Glenrowan was a quiet little hamlet used as a stop-over and coach staging point between Benalla and Wangaratta until the events of June, 1880, blazed it's name and that of Ned Kelly across world headlines.
The Glenrowan siege was Australia's first widely reported and photographed criminal drama. Telegraphy and outdoor photography were new, and news from Glenrowan via Benalla and Wangaratta telegraph operators, appeared in special newspaper editions almost as it happened.
Dad took Charly and Ro Ro to re-live the excitement of the siege at the Computerised Animated Theatre while Wanna and I called on the helpful man at the Australia Post agent in the newsagency to track down my friend, Ruth's, phone number the old fashioned way - via the Wangaratta White Pages! We eventually hooked up for lunch with her lovely family at the Milawa Cheese Factory but not before we had our photos taken in front of the Ned Kelly Statue and played in the playground opposite the quaint railway station.

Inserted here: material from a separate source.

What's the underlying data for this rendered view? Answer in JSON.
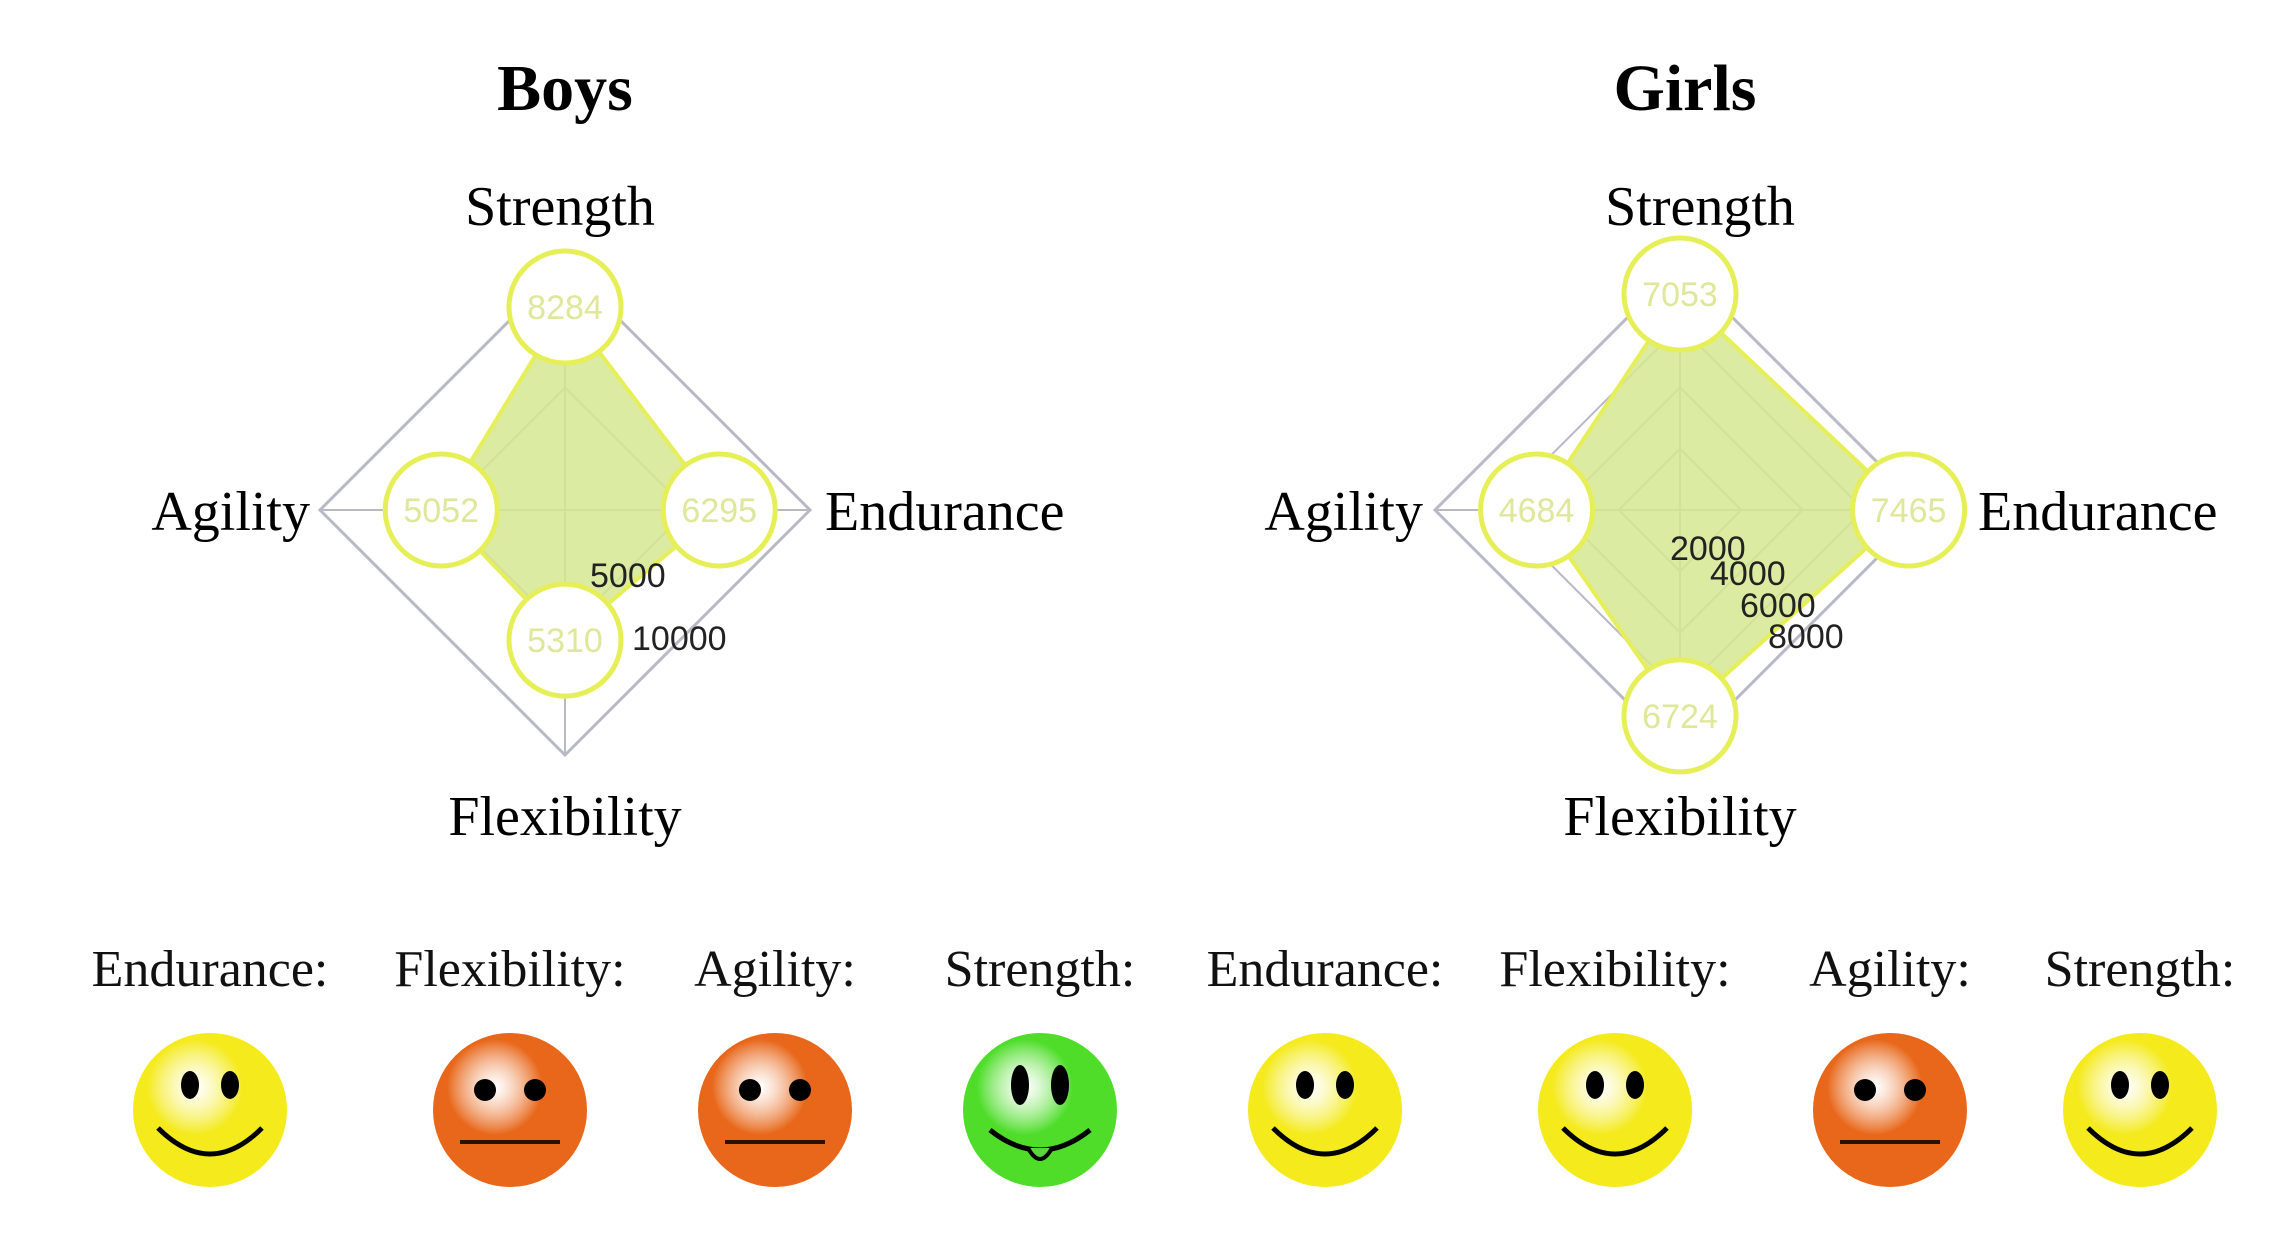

Ned was an Irish-Australian bushranger, and, to some, a folk hero for his defiance of the colonial authorities. Following an incident at his home in 1878, police parties searched for him in the bush. After he killed three policemen, the colony proclaimed Kelly and his gang wanted outlaws. A final violent confrontation with police took place at Glenrowan in 1880. Kelly, dressed in home-made plate metal armour and helmet, was captured and sent to jail. He was hanged for murder at Old Melbourne Gaol. All a bit bleak for me, so I was very glad to skedaddle outta there and head straight on to the Port of Melbourne to catch the Spirit of Tasmania I.
Alas, I have no photos as the weather was windy, the waves were high and the sky bleak and this land lubber had to take sanctuary in the theatrette to watch 'Mao's Last Dancer' and stagger, literally, to the cabin. No chance I was going to see " Melbourne's city skyline ablaze as the setting sun shone its final rays of the day across Port Melbourne" like the brochure says.
Spirit of Tasmania I and II were built in 1998 by Kvaerner Masa-Yards in Finland. They have a displacement weight of almost 30,000 tonnes and a length of 194.3 metres. Spirit of Tasmania I and II cross Bass Strait at a cruising speed of 27 knots which is the equivalent of 50 kilometres per hour. The 429 kilometre voyage across Bass Strait is roughly twice the distance by road between Devonport and Strahan, on Tasmania’s west coast.
Stretched end-to-end, the vehicle lanes on each ship would be almost two kilometres long! Our trusty Honda took up some of that space. Tassie here we come!